Where I Stand — Mike O’Callaghan: New failure on horizon
Friday, May 17, 2002 | 4:11 a.m.
YASSER ARAFAT has made a bold announcement that he would stand for election within six months. Pardon me while I yawn along with thousands of Israelis and Palestinians who have heard this song before.
We already knew that he has been losing popularity with his people. Ten days ago in Tel Aviv, Israeli Maj. Gen. Amos Gilead told me that the bloodshed wasn't the result of a popular uprising. The small crowds greeting Arafat after he had been let out of his Ramallah cage confirmed Gilead's point of view. Then his avoidance of crowds in Jenin a few days ago forecasts an even darker future for the Palestinian Authority leader.
There is no doubt that the Palestinians are fed up with the kind of life Arafat and his gangsters have provided for them. Money for services has too often funded a plush lifestyle and big bank accounts for the leaders. Most of the people have feared expressing their concerns because of the brutal treatment and eventual death dealt out to many dissidents. I have found it necessary to speak to Palestinians individually and never in a group when searching for their true feelings.
Today we are being told that Arafat has been pressured by several Arab countries to call for elections and change his government. Which of the Arab countries can he use as an example of popular government? Syria? Egypt? Jordan? Kuwait? Iraq? Yemen? Lebanon? Saudi Arabia? There isn't an Arab country that has a popular democratic form of government. Only the country of Israel has a democratic form of government with necessary checks and balances to protect its citizens.
Six years ago I was in Israel watching the election of Yasser Arafat to head up the Palestinian Authority. Former President Jimmy Carter also had a group of observers there and declared it, despite a few shortcomings, a legitimate election. What happened or didn't happen after that election has sown the seeds of discontent. Arafat, like several Arab leaders, knew his people were restless so he directed their anger outward toward the Israelis. This is the same game the Saudis and others have played by directing the anger of their people toward the United States.

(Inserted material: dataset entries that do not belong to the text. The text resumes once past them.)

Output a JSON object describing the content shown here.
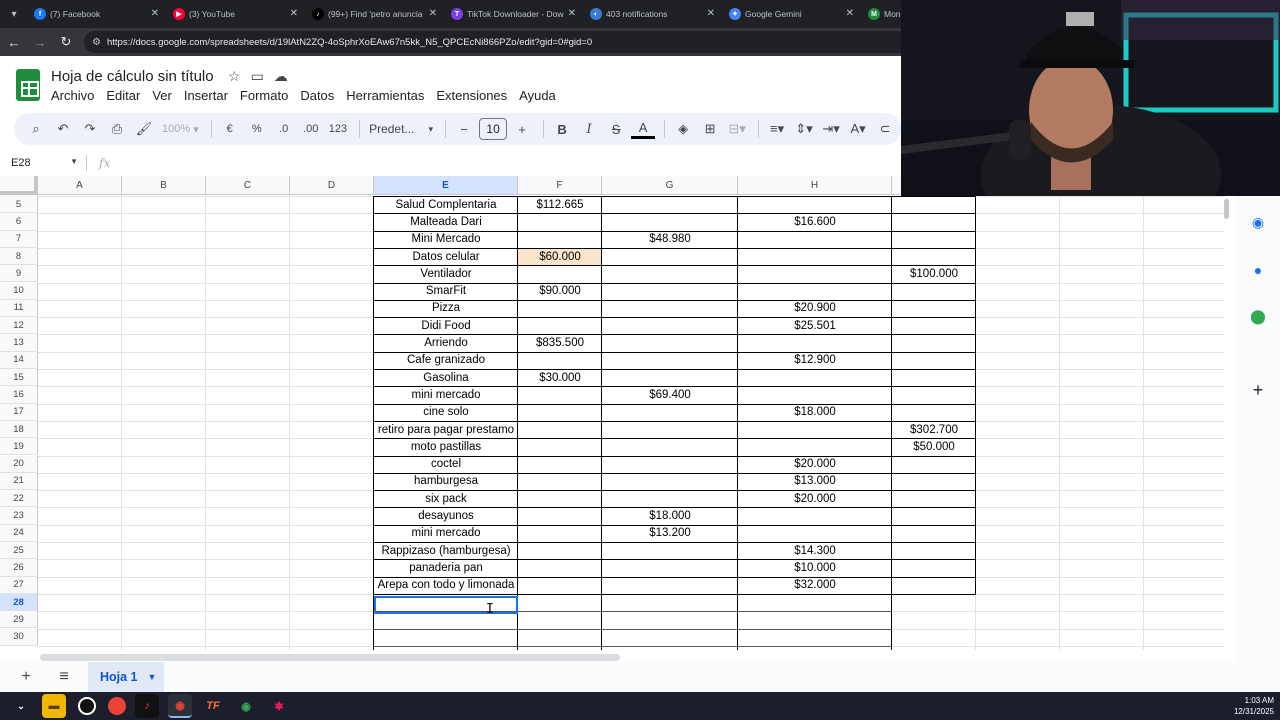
{
  "browser": {
    "tabs": [
      {
        "title": "(7) Facebook",
        "color": "#1877f2",
        "glyph": "f"
      },
      {
        "title": "(3) YouTube",
        "color": "#ff0033",
        "glyph": "▶"
      },
      {
        "title": "(99+) Find 'petro anuncia",
        "color": "#000000",
        "glyph": "♪"
      },
      {
        "title": "TikTok Downloader - Dow",
        "color": "#7b3fe4",
        "glyph": "T"
      },
      {
        "title": "403 notifications",
        "color": "#3a7bd5",
        "glyph": "◐"
      },
      {
        "title": "Google Gemini",
        "color": "#4285f4",
        "glyph": "✦"
      },
      {
        "title": "Monet",
        "color": "#1e8e3e",
        "glyph": "M"
      }
    ],
    "url": "https://docs.google.com/spreadsheets/d/19lAtN2ZQ-4oSphrXoEAw67n5kk_N5_QPCEcNi866PZo/edit?gid=0#gid=0"
  },
  "doc": {
    "title": "Hoja de cálculo sin título"
  },
  "menu": [
    "Archivo",
    "Editar",
    "Ver",
    "Insertar",
    "Formato",
    "Datos",
    "Herramientas",
    "Extensiones",
    "Ayuda"
  ],
  "toolbar": {
    "zoom": "100%",
    "currency": "€",
    "percent": "%",
    "dec_less": ".0",
    "dec_more": ".00",
    "number_format": "123",
    "font": "Predet...",
    "font_size": "10"
  },
  "formula_bar": {
    "cell_ref": "E28",
    "fx": "fx",
    "content": ""
  },
  "columns": [
    "A",
    "B",
    "C",
    "D",
    "E",
    "F",
    "G",
    "H",
    ""
  ],
  "selected_column": "E",
  "selected_row": "28",
  "rows": [
    {
      "n": "5",
      "E": "Salud Complentaria",
      "F": "$112.665",
      "G": "",
      "H": "",
      "I": ""
    },
    {
      "n": "6",
      "E": "Malteada Dari",
      "F": "",
      "G": "",
      "H": "$16.600",
      "I": ""
    },
    {
      "n": "7",
      "E": "Mini Mercado",
      "F": "",
      "G": "$48.980",
      "H": "",
      "I": ""
    },
    {
      "n": "8",
      "E": "Datos celular",
      "F": "$60.000",
      "G": "",
      "H": "",
      "I": "",
      "highlight": "F"
    },
    {
      "n": "9",
      "E": "Ventilador",
      "F": "",
      "G": "",
      "H": "",
      "I": "$100.000"
    },
    {
      "n": "10",
      "E": "SmarFit",
      "F": "$90.000",
      "G": "",
      "H": "",
      "I": ""
    },
    {
      "n": "11",
      "E": "Pizza",
      "F": "",
      "G": "",
      "H": "$20.900",
      "I": ""
    },
    {
      "n": "12",
      "E": "Didi Food",
      "F": "",
      "G": "",
      "H": "$25.501",
      "I": ""
    },
    {
      "n": "13",
      "E": "Arriendo",
      "F": "$835.500",
      "G": "",
      "H": "",
      "I": ""
    },
    {
      "n": "14",
      "E": "Cafe granizado",
      "F": "",
      "G": "",
      "H": "$12.900",
      "I": ""
    },
    {
      "n": "15",
      "E": "Gasolina",
      "F": "$30.000",
      "G": "",
      "H": "",
      "I": ""
    },
    {
      "n": "16",
      "E": "mini mercado",
      "F": "",
      "G": "$69.400",
      "H": "",
      "I": ""
    },
    {
      "n": "17",
      "E": "cine solo",
      "F": "",
      "G": "",
      "H": "$18.000",
      "I": ""
    },
    {
      "n": "18",
      "E": "retiro para pagar prestamo",
      "F": "",
      "G": "",
      "H": "",
      "I": "$302.700"
    },
    {
      "n": "19",
      "E": "moto pastillas",
      "F": "",
      "G": "",
      "H": "",
      "I": "$50.000"
    },
    {
      "n": "20",
      "E": "coctel",
      "F": "",
      "G": "",
      "H": "$20.000",
      "I": ""
    },
    {
      "n": "21",
      "E": "hamburgesa",
      "F": "",
      "G": "",
      "H": "$13.000",
      "I": ""
    },
    {
      "n": "22",
      "E": "six pack",
      "F": "",
      "G": "",
      "H": "$20.000",
      "I": ""
    },
    {
      "n": "23",
      "E": "desayunos",
      "F": "",
      "G": "$18.000",
      "H": "",
      "I": ""
    },
    {
      "n": "24",
      "E": "mini mercado",
      "F": "",
      "G": "$13.200",
      "H": "",
      "I": ""
    },
    {
      "n": "25",
      "E": "Rappizaso (hamburgesa)",
      "F": "",
      "G": "",
      "H": "$14.300",
      "I": ""
    },
    {
      "n": "26",
      "E": "panaderia pan",
      "F": "",
      "G": "",
      "H": "$10.000",
      "I": ""
    },
    {
      "n": "27",
      "E": "Arepa con todo y limonada",
      "F": "",
      "G": "",
      "H": "$32.000",
      "I": ""
    },
    {
      "n": "28",
      "E": "",
      "F": "",
      "G": "",
      "H": "",
      "I": ""
    },
    {
      "n": "29",
      "E": "",
      "F": "",
      "G": "",
      "H": "",
      "I": ""
    },
    {
      "n": "30",
      "E": "",
      "F": "",
      "G": "",
      "H": "",
      "I": ""
    }
  ],
  "sheets": {
    "active": "Hoja 1"
  },
  "taskbar": {
    "time": "1:03 AM",
    "date": "12/31/2025"
  },
  "colors": {
    "accent": "#0b57d0",
    "sheets_green": "#1e8e3e",
    "highlight_cell": "#fce5cd",
    "selection": "#1a73e8"
  }
}
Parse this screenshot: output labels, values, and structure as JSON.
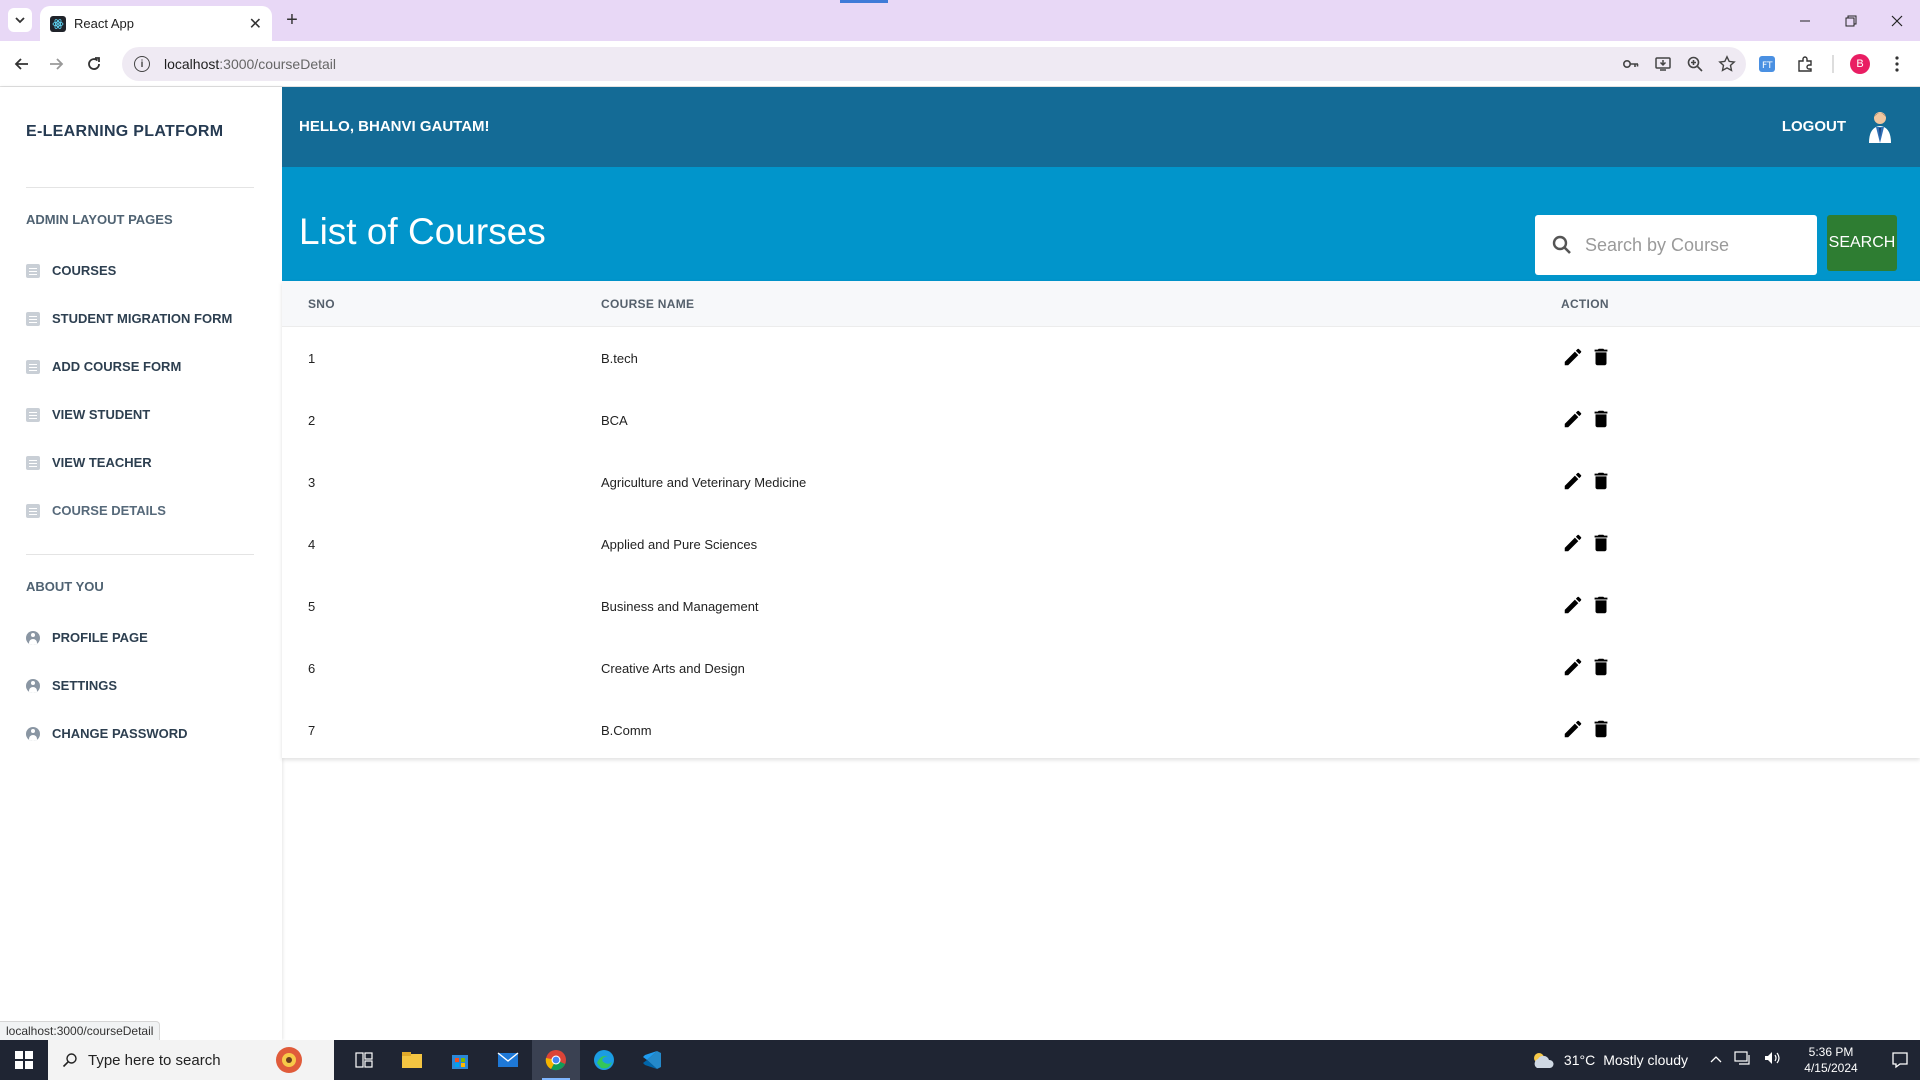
{
  "browser": {
    "tab_title": "React App",
    "url_host": "localhost",
    "url_rest": ":3000/courseDetail",
    "status_url": "localhost:3000/courseDetail",
    "profile_initial": "B"
  },
  "sidebar": {
    "brand": "E-LEARNING PLATFORM",
    "section_admin": "ADMIN LAYOUT PAGES",
    "admin_items": [
      {
        "label": "COURSES",
        "icon": "document-icon"
      },
      {
        "label": "STUDENT MIGRATION FORM",
        "icon": "document-icon"
      },
      {
        "label": "ADD COURSE FORM",
        "icon": "document-icon"
      },
      {
        "label": "VIEW STUDENT",
        "icon": "document-icon"
      },
      {
        "label": "VIEW TEACHER",
        "icon": "document-icon"
      },
      {
        "label": "COURSE DETAILS",
        "icon": "document-icon"
      }
    ],
    "section_about": "ABOUT YOU",
    "about_items": [
      {
        "label": "PROFILE PAGE",
        "icon": "account-circle-icon"
      },
      {
        "label": "SETTINGS",
        "icon": "account-circle-icon"
      },
      {
        "label": "CHANGE PASSWORD",
        "icon": "account-circle-icon"
      }
    ]
  },
  "header": {
    "greeting": "HELLO, BHANVI GAUTAM!",
    "logout": "LOGOUT"
  },
  "banner": {
    "title": "List of Courses",
    "search_placeholder": "Search by Course",
    "search_button": "SEARCH"
  },
  "table": {
    "columns": [
      "SNO",
      "COURSE NAME",
      "ACTION"
    ],
    "rows": [
      {
        "sno": "1",
        "name": "B.tech"
      },
      {
        "sno": "2",
        "name": "BCA"
      },
      {
        "sno": "3",
        "name": "Agriculture and Veterinary Medicine"
      },
      {
        "sno": "4",
        "name": "Applied and Pure Sciences"
      },
      {
        "sno": "5",
        "name": "Business and Management"
      },
      {
        "sno": "6",
        "name": "Creative Arts and Design"
      },
      {
        "sno": "7",
        "name": "B.Comm"
      }
    ]
  },
  "taskbar": {
    "search_placeholder": "Type here to search",
    "temperature": "31°C",
    "weather": "Mostly cloudy",
    "time": "5:36 PM",
    "date": "4/15/2024"
  },
  "colors": {
    "topbar": "#146b96",
    "banner": "#0195cb",
    "search_button": "#2e7d32",
    "tabbar": "#e8d8f6"
  }
}
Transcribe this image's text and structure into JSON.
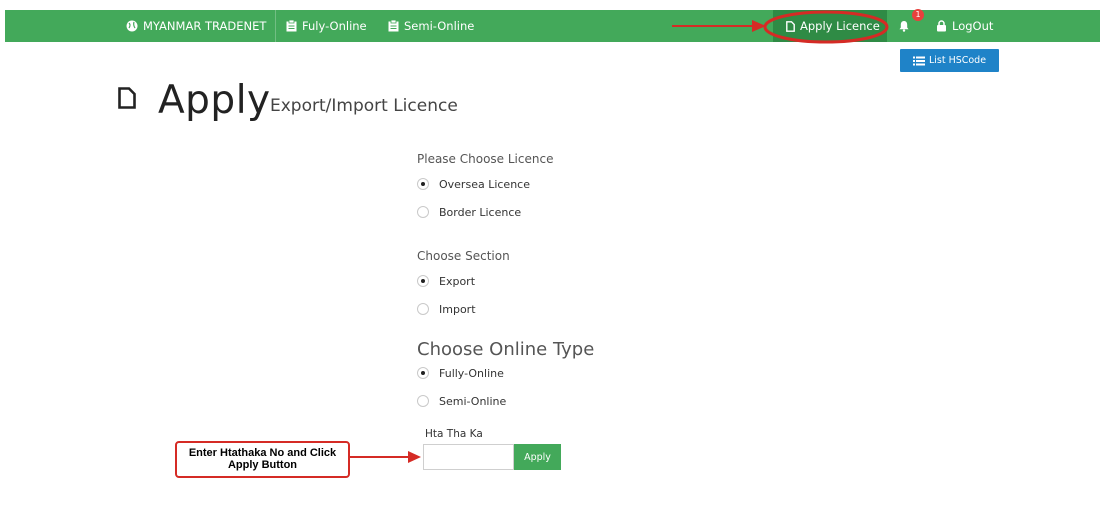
{
  "nav": {
    "brand": "MYANMAR TRADENET",
    "fully_online": "Fuly-Online",
    "semi_online": "Semi-Online",
    "apply_licence": "Apply Licence",
    "notification_count": "1",
    "logout": "LogOut"
  },
  "toolbar": {
    "list_hscode": "List HSCode"
  },
  "page": {
    "title": "Apply",
    "subtitle": "Export/Import Licence"
  },
  "form": {
    "licence": {
      "label": "Please Choose Licence",
      "options": [
        {
          "label": "Oversea Licence",
          "checked": true
        },
        {
          "label": "Border Licence",
          "checked": false
        }
      ]
    },
    "section": {
      "label": "Choose Section",
      "options": [
        {
          "label": "Export",
          "checked": true
        },
        {
          "label": "Import",
          "checked": false
        }
      ]
    },
    "online_type": {
      "label": "Choose Online Type",
      "options": [
        {
          "label": "Fully-Online",
          "checked": true
        },
        {
          "label": "Semi-Online",
          "checked": false
        }
      ]
    },
    "hta_label": "Hta Tha Ka",
    "hta_value": "",
    "apply_label": "Apply"
  },
  "annotation": {
    "line1": "Enter Htathaka No and Click",
    "line2": "Apply Button",
    "color": "#d52b25"
  },
  "colors": {
    "navbar": "#43a95a",
    "nav_active": "#2f8b45",
    "hscode_button": "#1f83c8",
    "badge": "#e8413d"
  }
}
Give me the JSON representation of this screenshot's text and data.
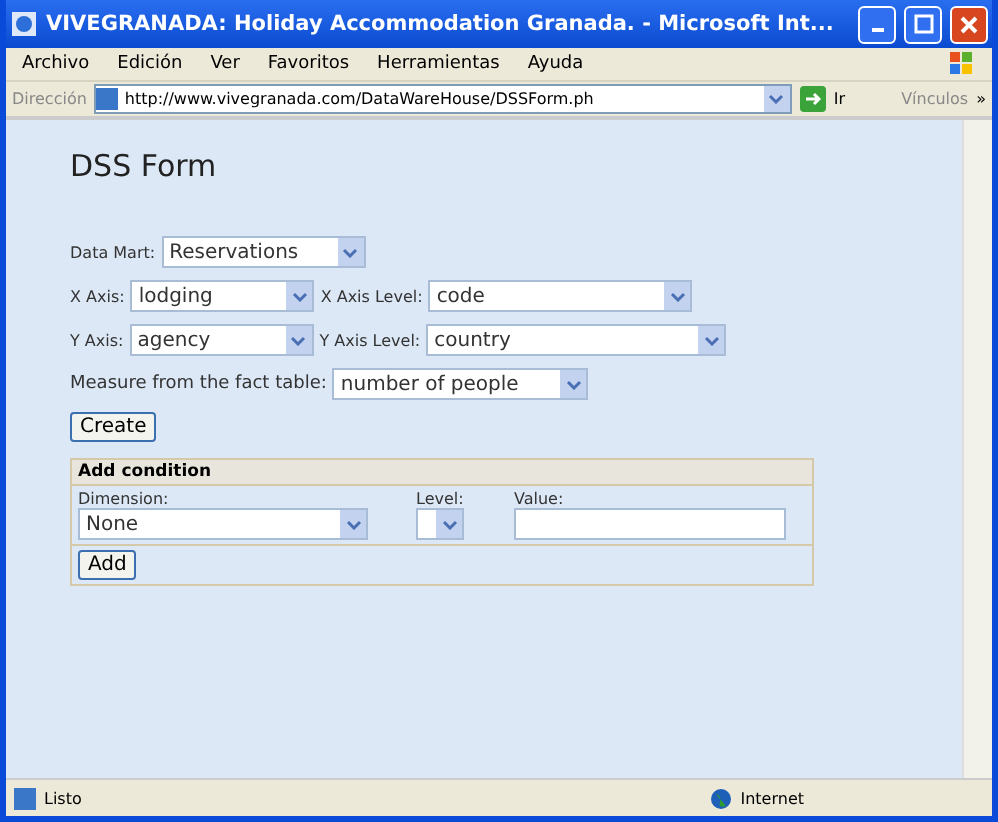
{
  "window": {
    "title": "VIVEGRANADA: Holiday Accommodation Granada. - Microsoft Int..."
  },
  "menu": [
    "Archivo",
    "Edición",
    "Ver",
    "Favoritos",
    "Herramientas",
    "Ayuda"
  ],
  "address_bar": {
    "label": "Dirección",
    "url": "http://www.vivegranada.com/DataWareHouse/DSSForm.ph",
    "go": "Ir",
    "links": "Vínculos",
    "more": "»"
  },
  "form": {
    "title": "DSS Form",
    "data_mart": {
      "label": "Data Mart:",
      "value": "Reservations"
    },
    "x_axis": {
      "label": "X Axis:",
      "value": "lodging"
    },
    "x_axis_level": {
      "label": "X Axis Level:",
      "value": "code"
    },
    "y_axis": {
      "label": "Y Axis:",
      "value": "agency"
    },
    "y_axis_level": {
      "label": "Y Axis Level:",
      "value": "country"
    },
    "measure": {
      "label": "Measure from the fact table:",
      "value": "number of people"
    },
    "create_button": "Create",
    "condition": {
      "title": "Add condition",
      "dimension_label": "Dimension:",
      "dimension_value": "None",
      "level_label": "Level:",
      "value_label": "Value:",
      "add_button": "Add"
    }
  },
  "status_bar": {
    "text": "Listo",
    "zone": "Internet"
  }
}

What Arafat didn't do was create a government that had a separation of powers with checks and balances. All of the powers to spend, judge and execute remained in his hands and he doled them out to his closest associates. The Palestinian people got the crumbs left over on the streets.
So now the Palestinians and the world are supposed to be happy with another election and no creditable opposition to Arafat and his Fatah gangsters? If this is true, then get ready for more suicide bombings and attacks by terrorists. Arafat knows how to wreak havoc but he has no intention or ability to run a decent popular government.
Allow me to recall a Jerusalem Post editorial written in 1996 prior to the first Arafat election. It read in part: "If there is anything admirable about the way the PA has prepared the elections, it is Arafat's skill in eliminating all serious opposition well before balloting day. The dirty work of intimidation, bribery and suppression has been completed, and the voting will undoubtedly be orderly -- as orderly as it is in Iraq and Syria with results just as predictable."
Following that election I wrote that the new Palestinian government must show the world it's not just one more Arab police state hiding behind a democratic disguise. Near the top of the list of things it would have to do was implement an economic development and jobs program. In addition, there would be the test of Arafat's ability to convince his young terrorists that going to work every day and sweating, although not as exciting as shooting, bombing and rioting, is the way to succeed in a democratic society.
Well, Arafat has failed to meet any of these challenges, and now he wants the Palestinians and the world to believe he will do better if given several more years in office.